Nick turned to see it was the desk clerk from across the room trying to get his attention. He approached the man, circling the large hand-carved wooden table and cushioned leather chairs in the center of the hotel’s lobby. “Yes, I’m Captain Morgan.”
“I have a letter for you. Anne Walsh thought you might show up looking for her, and she wanted me to make sure you got it.”
“Thanks.” Nick took the letter eager with anticipation. “Was there anything else?”
“No. She was in a rush to make a flight—back home, I guess. Someone close to her was killed in Italy is all that I know.”
Nick walked toward town in the gray shadows of the winter afternoon while trying to envision the feelings he thought Anne would express in the letter and wondering how he might react. He knew that whatever it said would impact his future. He wasn’t sure he was ready. He pictured Anne with a look of closure, as if the letter were being delivered personally to tell him how she felt. He could feel Anne’s hand slip inside his as she talked of their fut
ure. Nick was reinforced by the image and held onto it as he walked. After some time, he found himself in front of St. Matthew’s, the little Catholic church they had visited a few nights earlier. The serendipity made sense. He entered and found the same pew from before and opened the letter with anticipation and care.
January 26, 1944
Dear Nick,
As you have no doubt heard, I just received news from Tom’s parents that he was killed in action at Cassino. It’s hard to put into words how empty and sad I feel knowing that all of our dreams of being together are just that—dreams. You remember that we once talked about whether it was better to stay single during the war or to be married. I believe now that the answer is that I would have preferred to be married. Being single hasn’t lessened the pain I feel, nor the anger in me that this war has taken the one I love. Being married would have afforded Tom and me at least some time together and a few nights like the one you and I experienced.

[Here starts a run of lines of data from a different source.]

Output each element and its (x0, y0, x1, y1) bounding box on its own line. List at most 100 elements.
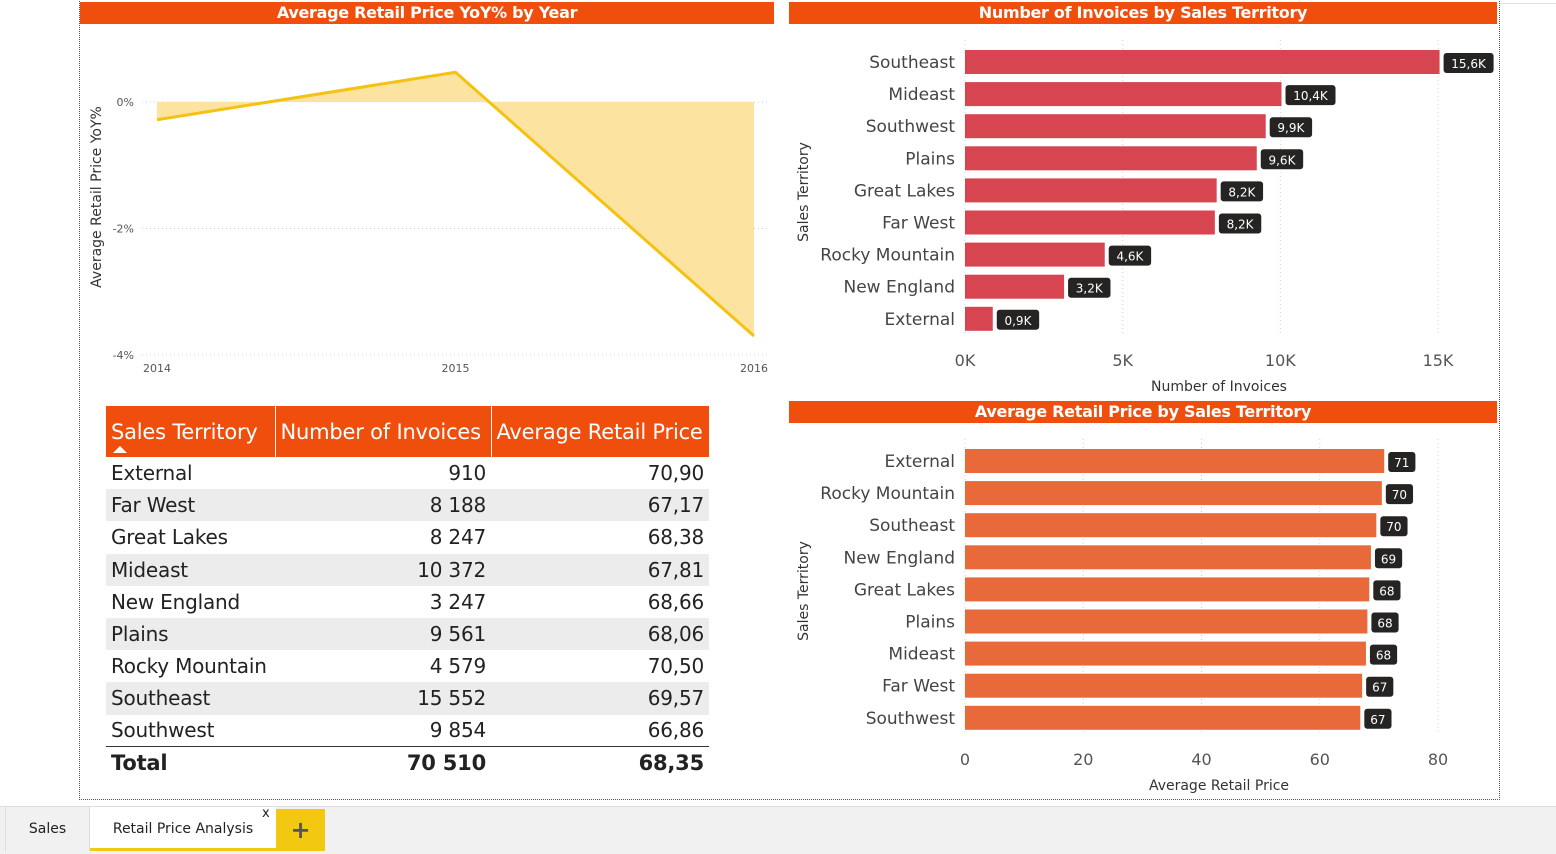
bar-data-label-bg (1388, 452, 1416, 472)
bar-data-label: 70 (1386, 520, 1401, 534)
bar-data-label: 68 (1379, 584, 1394, 598)
bar-data-label-bg (1366, 676, 1394, 697)
cell-invoices: 9 854 (275, 714, 491, 748)
bar-x-tick-label: 60 (1310, 750, 1330, 769)
bar-mark (965, 577, 1370, 602)
bar-data-label-bg (1373, 580, 1401, 601)
bar-data-label: 9,6K (1268, 153, 1296, 167)
territory-matrix-table[interactable]: Sales Territory Number of Invoices Avera… (106, 406, 709, 780)
cell-avg-price: 68,66 (647, 589, 704, 614)
bar-data-label: 71 (1394, 456, 1409, 470)
bar-data-label: 0,9K (1004, 314, 1032, 328)
cell-invoices: 15 552 (275, 682, 491, 715)
header-average-retail-price[interactable]: Average Retail Price (491, 406, 709, 457)
sort-ascending-icon[interactable] (113, 446, 127, 453)
page-tab-bar: Sales Retail Price Analysis x + (0, 806, 1556, 854)
tab-sales[interactable]: Sales (5, 807, 90, 851)
bar-mark (965, 146, 1257, 171)
bar-category-label: External (884, 452, 955, 472)
bar-data-label: 68 (1377, 617, 1392, 631)
bar-x-tick-label: 0 (960, 750, 970, 769)
bar-mark (965, 609, 1368, 634)
bar-x-tick-label: 15K (1423, 351, 1454, 370)
tab-retail-price-analysis-label: Retail Price Analysis (112, 821, 254, 837)
bar-category-label: New England (844, 548, 956, 568)
bar-x-axis-title: Average Retail Price (1149, 778, 1289, 794)
invoices-bar-chart[interactable]: 0K 5K 10K 15K Southeast 15,6K Mideast 10,4K Sout… (789, 24, 1497, 400)
bar-data-label: 69 (1381, 552, 1396, 566)
bar-category-label: Plains (905, 149, 955, 169)
close-tab-icon[interactable]: x (262, 806, 270, 821)
cell-avg-price: 69,57 (491, 682, 709, 715)
bar-x-axis-title: Number of Invoices (1151, 379, 1287, 395)
table-row[interactable]: Southeast 15 552 69,57 (106, 682, 709, 715)
cell-territory: Southwest (106, 714, 275, 748)
bar-x-tick-label: 20 (1073, 750, 1093, 769)
cell-invoices: 8 188 (275, 489, 491, 522)
bar-category-label: Southeast (869, 53, 955, 73)
cell-territory: New England (111, 589, 240, 614)
yoy-area-chart[interactable]: 0% -2% -4% 2014 2015 2016 Average Retail Price… (80, 24, 780, 384)
table-row[interactable]: New England 3 247 68,66 (106, 586, 709, 618)
table-row[interactable]: Far West 8 188 67,17 (106, 489, 709, 522)
bar-mark (965, 449, 1385, 473)
bar-category-label: Far West (882, 214, 955, 234)
table-row[interactable]: Great Lakes 8 247 68,38 (106, 521, 709, 553)
bar-category-label: Southwest (866, 117, 956, 137)
table-row[interactable]: External 910 70,90 (106, 457, 709, 489)
bar-data-label-bg (1269, 117, 1313, 138)
yoy-y-tick-label: -2% (113, 223, 134, 236)
bar-category-label: Rocky Mountain (820, 246, 955, 266)
bar-category-label: Southwest (866, 709, 956, 729)
bar-data-label: 3,2K (1076, 282, 1104, 296)
report-page-frame (79, 0, 1500, 800)
bar-data-label-bg (1285, 85, 1336, 106)
bar-data-label: 4,6K (1116, 250, 1144, 264)
bar-mark (965, 50, 1440, 74)
bar-data-label: 10,4K (1293, 89, 1329, 103)
bar-category-label: Rocky Mountain (820, 484, 955, 504)
bar-x-tick-label: 0K (955, 351, 976, 370)
bar-x-tick-label: 80 (1428, 750, 1448, 769)
cell-avg-price: 66,86 (491, 714, 709, 748)
header-number-of-invoices[interactable]: Number of Invoices (275, 406, 492, 457)
bar-mark (965, 210, 1215, 235)
cell-territory: Southeast (106, 682, 275, 715)
yoy-x-tick-label: 2014 (143, 362, 171, 375)
add-page-button[interactable]: + (276, 809, 325, 851)
bar-y-axis-title: Sales Territory (796, 541, 812, 641)
yoy-y-tick-label: 0% (117, 96, 134, 109)
header-sales-territory[interactable]: Sales Territory (106, 406, 276, 457)
bar-data-label-bg (1364, 708, 1392, 729)
bar-x-tick-label: 40 (1191, 750, 1211, 769)
yoy-area (157, 72, 754, 337)
table-row[interactable]: Plains 9 561 68,06 (106, 617, 709, 651)
cell-avg-price: 70,50 (647, 654, 704, 679)
bar-data-label: 9,9K (1277, 121, 1305, 135)
table-row[interactable]: Southwest 9 854 66,86 (106, 714, 709, 748)
bar-mark (965, 114, 1266, 139)
bar-data-label-bg (1218, 213, 1262, 234)
cell-avg-price: 67,81 (491, 553, 709, 586)
bar-mark (965, 545, 1371, 570)
bar-mark (965, 82, 1282, 107)
yoy-chart-title: Average Retail Price YoY% by Year (80, 2, 774, 24)
table-row[interactable]: Mideast 10 372 67,81 (106, 553, 709, 586)
yoy-x-tick-label: 2015 (442, 362, 470, 375)
bar-data-label: 15,6K (1451, 57, 1487, 71)
cell-invoices: 910 (448, 461, 486, 486)
bar-category-label: New England (844, 278, 956, 298)
bar-data-label: 70 (1392, 488, 1407, 502)
bar-mark (965, 481, 1382, 506)
yoy-y-tick-label: -4% (113, 349, 134, 362)
price-chart-title: Average Retail Price by Sales Territory (789, 401, 1497, 423)
price-bar-chart[interactable]: 0 20 40 60 80 External 71 Rocky Mountain 70 South… (789, 423, 1497, 799)
bar-data-label-bg (1260, 149, 1304, 170)
tab-retail-price-analysis[interactable]: Retail Price Analysis (90, 807, 276, 851)
cell-invoices: 8 247 (429, 525, 486, 550)
bar-category-label: External (884, 310, 955, 330)
total-invoices: 70 510 (275, 746, 491, 780)
yoy-x-tick-label: 2016 (740, 362, 768, 375)
table-row[interactable]: Rocky Mountain 4 579 70,50 (106, 650, 709, 682)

We would have been able to lock each other’s memory into our souls as we shared whatever life, however short, we had. As it is, only the anticipation of that memory was real. You helped me find the fleeting experience Tom and I had foregone in an effort to protect each other, for what reason I now do not know. I will hold on to my feelings for you, Nick, as a remembrance of something that could have been—something that in other circumstances could actually become real. For now, I will just close my eyes and forever remember our time together and the closeness we enjoyed. I think Tom would have understood.
Before leaving Billings I filled out my transfer request for the army hospital in Bethesda, Maryland. I understand that it is a first-rate hospital and, unfortunately, growing quickly. I can be useful there and fulfill my hopes of helping out men who have been broken by this terrible war. For you and me, it means an end. I could see something in your eyes that night that made me feel bad, and in truth, guilty. If I caused you in any way to waver in your love for Martha, I will forever be sorry. I would never forgive myself. Accept what we had as special and beautiful, but, nonetheless, as a substitute for what we both dearly missed. Embrace Martha and be joyful in the prospect of your life together with your family. If you think of me occasionally, as I will you, do so as two friends caught in circumstances beyond their control, willing to share their need for someone else with each other.